Education employees have to pay for injuries out of pocket and request a reimbursement from the Board of Adjustment. The board determines how much an employee receives; the process can be time consuming and still leave employees with unpaid bills.
The AEA, which has provided an attorney to represent Nettles in her lawsuit, sued the Board of Adjustment separately in 2022 claiming the Board is improperly denying teachers’ on-the-job injury claims. That lawsuit is still underway.
A bill to give teachers a worker’s compensation plan failed to pass during the most recent legislation. Sen. Sam Givhan, R-Huntsville, has prefiled a similar bill for lawmakers to consider in the 2025 session.
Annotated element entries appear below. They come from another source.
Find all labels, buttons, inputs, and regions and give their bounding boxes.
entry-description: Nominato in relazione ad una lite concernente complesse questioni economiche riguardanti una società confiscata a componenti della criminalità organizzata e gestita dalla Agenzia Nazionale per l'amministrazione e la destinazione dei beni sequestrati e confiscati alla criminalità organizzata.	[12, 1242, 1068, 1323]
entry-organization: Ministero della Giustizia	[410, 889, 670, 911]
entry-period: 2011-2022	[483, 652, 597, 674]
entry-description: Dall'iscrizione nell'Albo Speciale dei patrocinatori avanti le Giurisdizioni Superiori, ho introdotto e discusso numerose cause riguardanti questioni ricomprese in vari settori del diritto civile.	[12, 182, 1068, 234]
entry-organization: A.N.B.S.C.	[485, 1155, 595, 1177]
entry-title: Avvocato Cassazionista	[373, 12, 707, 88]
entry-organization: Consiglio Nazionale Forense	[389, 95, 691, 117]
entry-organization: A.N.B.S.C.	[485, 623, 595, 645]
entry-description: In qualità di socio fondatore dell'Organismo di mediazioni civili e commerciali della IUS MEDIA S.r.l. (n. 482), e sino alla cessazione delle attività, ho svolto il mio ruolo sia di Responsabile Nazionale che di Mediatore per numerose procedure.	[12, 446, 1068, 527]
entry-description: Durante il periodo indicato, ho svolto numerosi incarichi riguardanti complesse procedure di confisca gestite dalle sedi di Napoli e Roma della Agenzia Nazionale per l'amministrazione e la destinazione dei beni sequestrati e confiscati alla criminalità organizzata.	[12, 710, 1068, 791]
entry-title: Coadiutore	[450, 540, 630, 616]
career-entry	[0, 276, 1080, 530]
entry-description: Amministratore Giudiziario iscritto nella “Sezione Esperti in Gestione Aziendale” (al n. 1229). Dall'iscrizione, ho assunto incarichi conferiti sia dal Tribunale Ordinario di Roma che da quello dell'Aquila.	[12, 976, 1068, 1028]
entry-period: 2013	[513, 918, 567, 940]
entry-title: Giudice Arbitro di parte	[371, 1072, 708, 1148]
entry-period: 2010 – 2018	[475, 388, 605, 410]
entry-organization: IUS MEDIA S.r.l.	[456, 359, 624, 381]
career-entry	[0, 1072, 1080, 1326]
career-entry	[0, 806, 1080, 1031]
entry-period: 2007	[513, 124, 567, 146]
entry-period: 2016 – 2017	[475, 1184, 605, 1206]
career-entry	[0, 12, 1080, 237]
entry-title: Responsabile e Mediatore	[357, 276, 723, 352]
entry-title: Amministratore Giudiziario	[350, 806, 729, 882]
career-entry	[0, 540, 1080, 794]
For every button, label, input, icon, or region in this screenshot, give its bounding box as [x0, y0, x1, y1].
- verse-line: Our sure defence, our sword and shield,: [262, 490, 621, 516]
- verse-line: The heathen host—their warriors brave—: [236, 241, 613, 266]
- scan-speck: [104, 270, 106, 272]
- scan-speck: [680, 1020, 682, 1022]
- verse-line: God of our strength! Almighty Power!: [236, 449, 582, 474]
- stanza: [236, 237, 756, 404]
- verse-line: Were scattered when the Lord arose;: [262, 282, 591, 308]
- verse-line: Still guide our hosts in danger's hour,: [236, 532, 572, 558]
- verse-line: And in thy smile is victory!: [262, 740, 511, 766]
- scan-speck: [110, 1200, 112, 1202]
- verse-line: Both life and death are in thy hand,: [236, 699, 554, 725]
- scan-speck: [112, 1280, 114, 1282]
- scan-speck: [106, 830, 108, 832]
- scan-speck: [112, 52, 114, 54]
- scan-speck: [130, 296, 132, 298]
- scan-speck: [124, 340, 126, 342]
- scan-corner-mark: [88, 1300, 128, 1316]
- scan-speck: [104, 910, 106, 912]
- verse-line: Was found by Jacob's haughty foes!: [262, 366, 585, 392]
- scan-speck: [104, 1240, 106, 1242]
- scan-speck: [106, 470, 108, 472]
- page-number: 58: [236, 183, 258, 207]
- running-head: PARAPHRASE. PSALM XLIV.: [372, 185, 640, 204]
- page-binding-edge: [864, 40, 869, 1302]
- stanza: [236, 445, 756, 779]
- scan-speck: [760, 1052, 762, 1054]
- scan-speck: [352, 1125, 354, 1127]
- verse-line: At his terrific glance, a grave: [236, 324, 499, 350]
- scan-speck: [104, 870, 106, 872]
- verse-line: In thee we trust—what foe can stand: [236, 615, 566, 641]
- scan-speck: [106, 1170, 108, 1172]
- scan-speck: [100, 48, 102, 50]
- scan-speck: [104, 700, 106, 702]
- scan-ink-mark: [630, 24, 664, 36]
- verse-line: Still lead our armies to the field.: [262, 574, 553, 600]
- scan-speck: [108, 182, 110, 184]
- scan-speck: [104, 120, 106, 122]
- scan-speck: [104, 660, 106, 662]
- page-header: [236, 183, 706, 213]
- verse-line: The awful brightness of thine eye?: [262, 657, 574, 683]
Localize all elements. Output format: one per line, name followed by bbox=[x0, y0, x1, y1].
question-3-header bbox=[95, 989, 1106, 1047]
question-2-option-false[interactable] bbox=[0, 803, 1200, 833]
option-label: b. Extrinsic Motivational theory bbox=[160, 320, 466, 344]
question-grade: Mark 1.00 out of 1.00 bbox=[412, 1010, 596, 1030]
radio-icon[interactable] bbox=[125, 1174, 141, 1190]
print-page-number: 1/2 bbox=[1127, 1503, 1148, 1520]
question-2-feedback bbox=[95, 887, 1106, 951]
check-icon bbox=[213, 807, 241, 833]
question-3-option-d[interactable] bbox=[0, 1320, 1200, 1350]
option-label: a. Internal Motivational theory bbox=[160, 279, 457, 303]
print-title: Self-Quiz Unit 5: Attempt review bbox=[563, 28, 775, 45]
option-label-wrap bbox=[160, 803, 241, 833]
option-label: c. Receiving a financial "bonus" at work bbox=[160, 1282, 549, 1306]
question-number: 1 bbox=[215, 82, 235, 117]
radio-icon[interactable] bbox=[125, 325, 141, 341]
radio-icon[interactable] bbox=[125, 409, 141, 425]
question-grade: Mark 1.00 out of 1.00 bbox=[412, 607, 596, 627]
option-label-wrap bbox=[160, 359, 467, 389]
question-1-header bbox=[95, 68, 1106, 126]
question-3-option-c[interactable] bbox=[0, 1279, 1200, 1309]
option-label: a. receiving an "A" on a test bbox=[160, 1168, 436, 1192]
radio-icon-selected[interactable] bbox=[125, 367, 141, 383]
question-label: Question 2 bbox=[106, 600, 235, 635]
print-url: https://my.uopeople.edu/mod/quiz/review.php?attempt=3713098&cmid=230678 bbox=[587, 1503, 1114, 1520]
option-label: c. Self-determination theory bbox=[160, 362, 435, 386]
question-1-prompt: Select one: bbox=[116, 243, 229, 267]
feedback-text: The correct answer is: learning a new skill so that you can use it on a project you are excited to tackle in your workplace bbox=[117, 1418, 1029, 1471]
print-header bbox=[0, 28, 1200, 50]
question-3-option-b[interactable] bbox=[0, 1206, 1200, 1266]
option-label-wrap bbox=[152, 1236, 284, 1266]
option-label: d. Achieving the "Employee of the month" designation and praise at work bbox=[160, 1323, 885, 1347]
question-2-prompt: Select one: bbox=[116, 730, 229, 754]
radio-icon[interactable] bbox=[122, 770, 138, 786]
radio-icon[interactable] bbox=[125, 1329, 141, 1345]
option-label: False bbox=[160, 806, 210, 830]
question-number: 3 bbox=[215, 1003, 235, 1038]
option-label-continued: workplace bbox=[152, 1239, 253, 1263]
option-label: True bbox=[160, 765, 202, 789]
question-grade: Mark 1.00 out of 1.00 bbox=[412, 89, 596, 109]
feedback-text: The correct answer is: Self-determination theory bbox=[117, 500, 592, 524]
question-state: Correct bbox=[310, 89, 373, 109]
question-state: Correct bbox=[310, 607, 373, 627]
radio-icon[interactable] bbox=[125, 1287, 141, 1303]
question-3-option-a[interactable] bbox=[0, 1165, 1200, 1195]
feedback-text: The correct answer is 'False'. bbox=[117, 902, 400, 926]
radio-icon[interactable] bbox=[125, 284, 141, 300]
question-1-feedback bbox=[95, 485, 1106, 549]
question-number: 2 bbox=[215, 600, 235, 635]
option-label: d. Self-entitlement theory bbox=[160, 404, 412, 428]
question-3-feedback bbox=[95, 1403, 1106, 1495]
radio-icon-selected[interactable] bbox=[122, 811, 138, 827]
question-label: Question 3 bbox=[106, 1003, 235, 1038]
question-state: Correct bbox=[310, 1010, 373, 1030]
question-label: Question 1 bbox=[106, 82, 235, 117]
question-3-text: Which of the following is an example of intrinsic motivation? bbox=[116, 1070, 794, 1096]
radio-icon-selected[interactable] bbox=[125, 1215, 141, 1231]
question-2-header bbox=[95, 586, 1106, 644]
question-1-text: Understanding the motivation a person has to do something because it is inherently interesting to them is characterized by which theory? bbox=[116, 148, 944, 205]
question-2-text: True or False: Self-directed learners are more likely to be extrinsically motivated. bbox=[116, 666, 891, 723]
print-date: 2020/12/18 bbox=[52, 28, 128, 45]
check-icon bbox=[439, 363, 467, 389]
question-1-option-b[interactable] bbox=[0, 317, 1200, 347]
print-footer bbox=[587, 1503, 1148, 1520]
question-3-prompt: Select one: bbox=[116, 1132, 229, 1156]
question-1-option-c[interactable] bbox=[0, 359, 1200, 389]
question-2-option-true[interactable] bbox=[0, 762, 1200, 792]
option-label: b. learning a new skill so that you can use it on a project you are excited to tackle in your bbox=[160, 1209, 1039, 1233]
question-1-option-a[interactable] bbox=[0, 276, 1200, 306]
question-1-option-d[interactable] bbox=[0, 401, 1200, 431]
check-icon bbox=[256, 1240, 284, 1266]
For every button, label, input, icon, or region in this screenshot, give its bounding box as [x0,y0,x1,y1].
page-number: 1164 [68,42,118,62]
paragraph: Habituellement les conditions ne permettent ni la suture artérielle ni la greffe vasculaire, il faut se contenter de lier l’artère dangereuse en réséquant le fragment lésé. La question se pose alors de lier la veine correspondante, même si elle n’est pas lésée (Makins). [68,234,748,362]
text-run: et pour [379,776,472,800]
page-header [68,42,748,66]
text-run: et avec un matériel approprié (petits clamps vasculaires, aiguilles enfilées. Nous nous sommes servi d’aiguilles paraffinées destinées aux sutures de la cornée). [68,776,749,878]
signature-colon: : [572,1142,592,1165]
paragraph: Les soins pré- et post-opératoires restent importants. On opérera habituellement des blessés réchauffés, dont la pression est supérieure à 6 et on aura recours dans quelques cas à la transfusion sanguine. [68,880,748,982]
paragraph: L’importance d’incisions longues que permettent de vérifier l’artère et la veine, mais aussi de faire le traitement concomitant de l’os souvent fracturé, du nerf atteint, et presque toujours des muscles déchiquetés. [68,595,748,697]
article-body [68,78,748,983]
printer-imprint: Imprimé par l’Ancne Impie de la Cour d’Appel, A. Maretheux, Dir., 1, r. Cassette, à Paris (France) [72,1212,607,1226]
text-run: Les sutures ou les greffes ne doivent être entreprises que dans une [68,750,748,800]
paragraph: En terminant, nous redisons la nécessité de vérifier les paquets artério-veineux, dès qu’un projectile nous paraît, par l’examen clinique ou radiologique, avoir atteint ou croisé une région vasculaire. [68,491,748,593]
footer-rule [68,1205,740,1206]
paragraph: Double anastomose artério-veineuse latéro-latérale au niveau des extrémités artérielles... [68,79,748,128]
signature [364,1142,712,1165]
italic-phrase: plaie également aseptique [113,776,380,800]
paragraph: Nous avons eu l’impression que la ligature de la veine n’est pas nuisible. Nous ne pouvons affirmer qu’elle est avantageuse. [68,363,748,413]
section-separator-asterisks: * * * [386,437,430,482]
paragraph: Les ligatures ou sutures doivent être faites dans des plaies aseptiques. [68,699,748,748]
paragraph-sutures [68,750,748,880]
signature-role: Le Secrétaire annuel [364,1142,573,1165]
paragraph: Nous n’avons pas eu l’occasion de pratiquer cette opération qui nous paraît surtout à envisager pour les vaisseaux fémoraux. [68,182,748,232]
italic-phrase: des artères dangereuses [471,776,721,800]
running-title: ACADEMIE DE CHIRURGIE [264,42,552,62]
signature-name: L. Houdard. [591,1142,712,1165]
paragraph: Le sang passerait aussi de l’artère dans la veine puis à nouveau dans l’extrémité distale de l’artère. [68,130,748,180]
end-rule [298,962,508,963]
In November, Nettles also filed a federal EEOC complaint alleging the board discriminated and retaliated against her when they did not renew her teaching contract at the end of the 2022-23 school year. That complaint is still under review.
Nettles told AL.com, and wrote in a response in her EEOC case file, that three students were held accountable in juvenile court but were not disciplined at school for their actions. School officials did not respond to questions about the students’ discipline. Marengo County law enforcement officials did not respond to AL.com’s request for comment.